En participant, comme assistant à la direction photo, au film 24 heures ou plus (1973) de Gilles Groulx, Serge Giguère a retenu cette phrase introductive: «Il y a 56 sujets dans ce film. Ce qui prouve, encore une fois, qu'il y a 56 façons de faire un film. Nous avons choisi celle-là.»

Devenu réalisateur, c'est le principe qu'il a appliqué à ses propres oeuvres. Son plus récent opus, Les lettres de ma mère, en est un bon exemple.

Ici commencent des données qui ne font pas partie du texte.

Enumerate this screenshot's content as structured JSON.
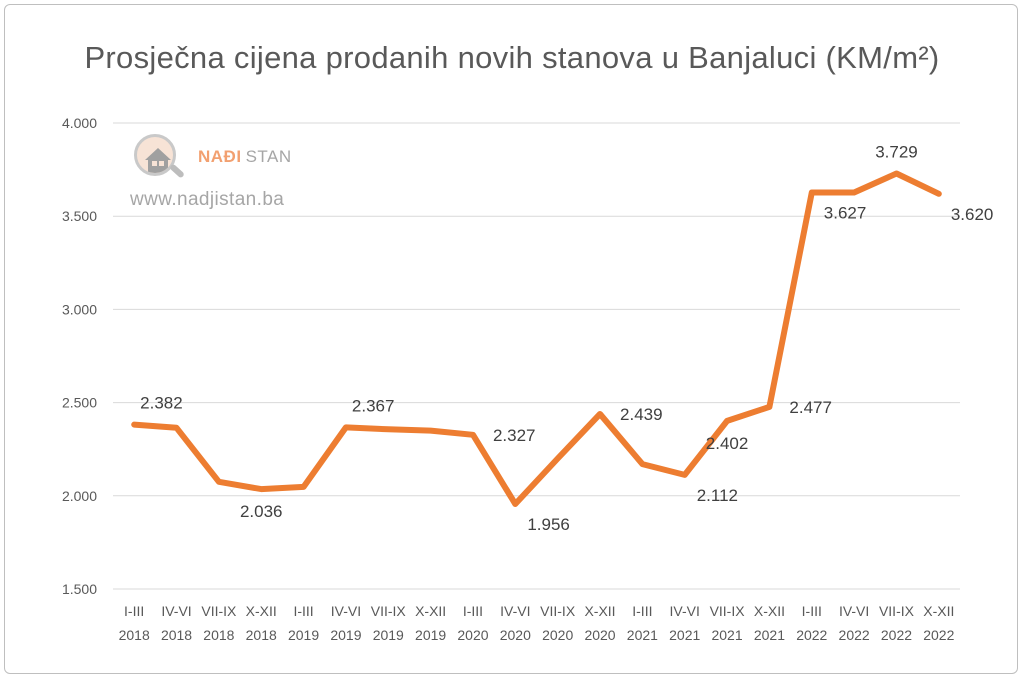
{
  "chart_data": {
    "type": "line",
    "title": "Prosječna cijena prodanih novih stanova u Banjaluci (KM/m²)",
    "xlabel": "",
    "ylabel": "",
    "ylim": [
      1500,
      4000
    ],
    "yticks": [
      1500,
      2000,
      2500,
      3000,
      3500,
      4000
    ],
    "ytick_labels": [
      "1.500",
      "2.000",
      "2.500",
      "3.000",
      "3.500",
      "4.000"
    ],
    "grid": true,
    "legend": "none",
    "categories": [
      [
        "I-III",
        "2018"
      ],
      [
        "IV-VI",
        "2018"
      ],
      [
        "VII-IX",
        "2018"
      ],
      [
        "X-XII",
        "2018"
      ],
      [
        "I-III",
        "2019"
      ],
      [
        "IV-VI",
        "2019"
      ],
      [
        "VII-IX",
        "2019"
      ],
      [
        "X-XII",
        "2019"
      ],
      [
        "I-III",
        "2020"
      ],
      [
        "IV-VI",
        "2020"
      ],
      [
        "VII-IX",
        "2020"
      ],
      [
        "X-XII",
        "2020"
      ],
      [
        "I-III",
        "2021"
      ],
      [
        "IV-VI",
        "2021"
      ],
      [
        "VII-IX",
        "2021"
      ],
      [
        "X-XII",
        "2021"
      ],
      [
        "I-III",
        "2022"
      ],
      [
        "IV-VI",
        "2022"
      ],
      [
        "VII-IX",
        "2022"
      ],
      [
        "X-XII",
        "2022"
      ]
    ],
    "series": [
      {
        "values": [
          2382,
          2365,
          2075,
          2036,
          2048,
          2367,
          2357,
          2350,
          2327,
          1956,
          2200,
          2439,
          2170,
          2112,
          2402,
          2477,
          3627,
          3627,
          3729,
          3620
        ],
        "color": "#ed7d31"
      }
    ],
    "data_labels": [
      {
        "index": 0,
        "text": "2.382",
        "pos": "above-right"
      },
      {
        "index": 3,
        "text": "2.036",
        "pos": "below"
      },
      {
        "index": 5,
        "text": "2.367",
        "pos": "above-right"
      },
      {
        "index": 8,
        "text": "2.327",
        "pos": "right"
      },
      {
        "index": 9,
        "text": "1.956",
        "pos": "below-right"
      },
      {
        "index": 11,
        "text": "2.439",
        "pos": "right"
      },
      {
        "index": 13,
        "text": "2.112",
        "pos": "below-right"
      },
      {
        "index": 14,
        "text": "2.402",
        "pos": "below"
      },
      {
        "index": 15,
        "text": "2.477",
        "pos": "right"
      },
      {
        "index": 16,
        "text": "3.627",
        "pos": "below-right"
      },
      {
        "index": 18,
        "text": "3.729",
        "pos": "above"
      },
      {
        "index": 19,
        "text": "3.620",
        "pos": "below-right"
      }
    ]
  },
  "watermark": {
    "brand_part1": "NAĐI",
    "brand_part2": "STAN",
    "url": "www.nadjistan.ba",
    "brand_color": "#f2a070",
    "icon": "house-magnifier-icon"
  }
}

À travers 120 lettres écrites entre 1947 et 1956 par sa mère, née Antoinette Vézina, à son frère Henri, aîné de 16 enfants, M. Giguère y raconte une autre histoire du Québec.

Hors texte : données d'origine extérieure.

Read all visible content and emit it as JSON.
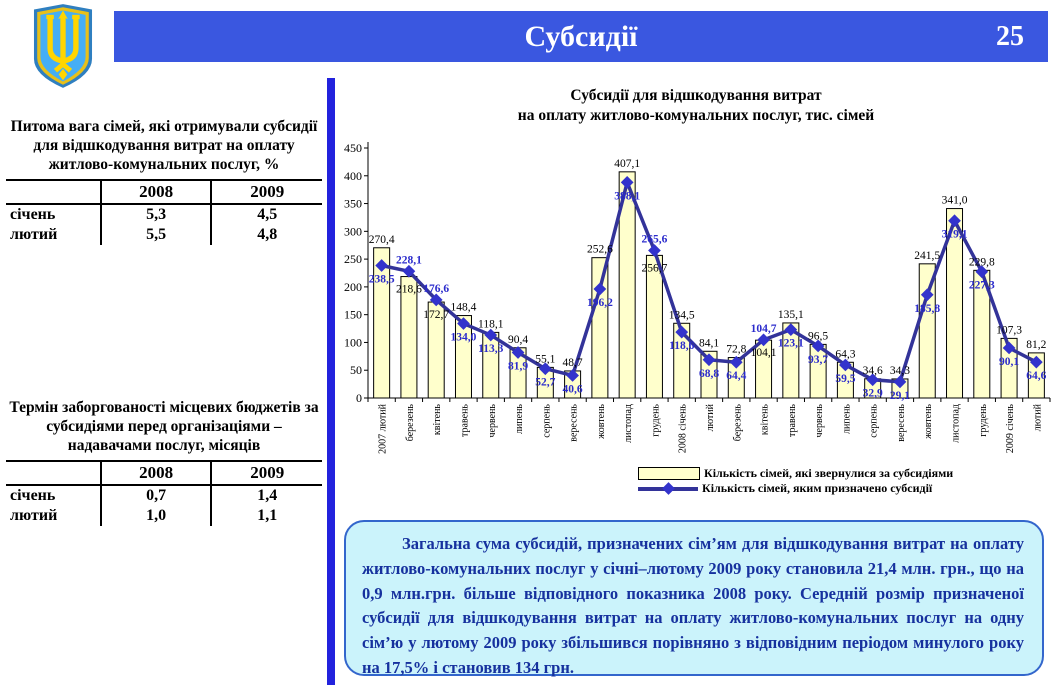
{
  "header": {
    "title": "Субсидії",
    "page_number": "25"
  },
  "left_panel": {
    "table1": {
      "title": "Питома вага сімей, які отримували субсидії для відшкодування витрат на оплату житлово-комунальних послуг, %",
      "columns": [
        "2008",
        "2009"
      ],
      "rows": [
        {
          "label": "січень",
          "values": [
            "5,3",
            "4,5"
          ]
        },
        {
          "label": "лютий",
          "values": [
            "5,5",
            "4,8"
          ]
        }
      ]
    },
    "table2": {
      "title": "Термін заборгованості місцевих бюджетів за субсидіями перед організаціями – надавачами послуг, місяців",
      "columns": [
        "2008",
        "2009"
      ],
      "rows": [
        {
          "label": "січень",
          "values": [
            "0,7",
            "1,4"
          ]
        },
        {
          "label": "лютий",
          "values": [
            "1,0",
            "1,1"
          ]
        }
      ]
    }
  },
  "chart": {
    "title_line1": "Субсидії для відшкодування витрат",
    "title_line2": "на оплату житлово-комунальних послуг, тис. сімей",
    "legend_bar": "Кількість сімей, які звернулися за субсидіями",
    "legend_line": "Кількість сімей, яким призначено субсидії"
  },
  "chart_data": {
    "type": "bar",
    "title": "Субсидії для відшкодування витрат на оплату житлово-комунальних послуг, тис. сімей",
    "categories": [
      "2007 лютий",
      "березень",
      "квітень",
      "травень",
      "червень",
      "липень",
      "серпень",
      "вересень",
      "жовтень",
      "листопад",
      "грудень",
      "2008 січень",
      "лютий",
      "березень",
      "квітень",
      "травень",
      "червень",
      "липень",
      "серпень",
      "вересень",
      "жовтень",
      "листопад",
      "грудень",
      "2009 січень",
      "лютий"
    ],
    "series": [
      {
        "name": "Кількість сімей, які звернулися за субсидіями",
        "type": "bar",
        "values": [
          270.4,
          218.6,
          172.7,
          148.4,
          118.1,
          90.4,
          55.1,
          48.7,
          252.6,
          407.1,
          256.7,
          134.5,
          84.1,
          72.8,
          104.1,
          135.1,
          96.5,
          64.3,
          34.6,
          34.3,
          241.5,
          341.0,
          229.8,
          107.3,
          81.2
        ]
      },
      {
        "name": "Кількість сімей, яким призначено субсидії",
        "type": "line",
        "values": [
          238.5,
          228.1,
          176.6,
          134.0,
          113.3,
          81.9,
          52.7,
          40.6,
          196.2,
          388.1,
          265.6,
          118.6,
          68.8,
          64.4,
          104.7,
          123.1,
          93.7,
          59.5,
          32.9,
          29.1,
          185.8,
          319.1,
          227.3,
          90.1,
          64.6
        ]
      }
    ],
    "xlabel": "",
    "ylabel": "",
    "ylim": [
      0,
      450
    ],
    "ytick_step": 50,
    "grid": false,
    "legend_position": "bottom"
  },
  "note_box": {
    "text": "Загальна сума субсидій, призначених сім’ям для відшкодування витрат на оплату житлово-комунальних послуг у січні–лютому 2009 року становила 21,4 млн. грн., що на 0,9 млн.грн. більше відповідного показника 2008 року. Середній розмір призначеної субсидії для відшкодування витрат на оплату житлово-комунальних послуг на одну сім’ю у лютому 2009 року збільшився порівняно з відповідним періодом минулого року на 17,5% і становив 134 грн."
  },
  "colors": {
    "header_blue": "#3A57E0",
    "divider_blue": "#2222DD",
    "bar_fill": "#FFFFCC",
    "bar_border": "#000000",
    "line_color": "#333399",
    "marker_color": "#3333CC",
    "bar_label_color": "#000000",
    "line_label_color": "#2B2BCC",
    "note_bg": "#CBF3FB",
    "note_border": "#3366CC",
    "note_text": "#16319E",
    "shield_blue": "#45AEF5",
    "trident_yellow": "#FFD500"
  }
}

En plus de raconter sans compromis (certains passages sont durs) l'histoire familiale, ces lettres donnent quelques clés sur l'histoire de sa région natale, Arthabaska, mais aussi celle de Montréal et du Québec.

«J'essaie de faire un bon show»

La singularité de son regard ne s'arrête pas là! Le réalisateur signe une oeuvre éclatée où se mélangent extraits de vieux films, mise en scène avec une comédienne (Hélène Desperrier) interprétant sa mère, lectures en voix off (Muriel Dutil) d'extraits de lettres, décors bricolés à partir de vieilles photos et même un théâtre de poche. C'est festif et divertissant, même dans les passages plus dramatiques.

«Quand je fais un film, j'essaie de faire un bon show, dit le réalisateur de 72 ans en entrevue téléphonique depuis sa région natale, où il s'est récemment réinstallé. Je cherche à créer une structure dramatique semblable à celle d'une fiction.»

Lui qui s'est toujours intéressé à des personnages un peu dans la marge, le voilà qui braque sa caméra sur sa propre mère. Qui est cette Antoinette? «Une femme qui était plus rapide que les gens autour d'elle pour faire les choses, répond-il. Elle avait l'ambition de réussir tout ce qu'elle entreprenait. Et c'était un modèle de partage.»

En salle (Beaubien à Montréal, Cartier à Québec) depuis vendredi.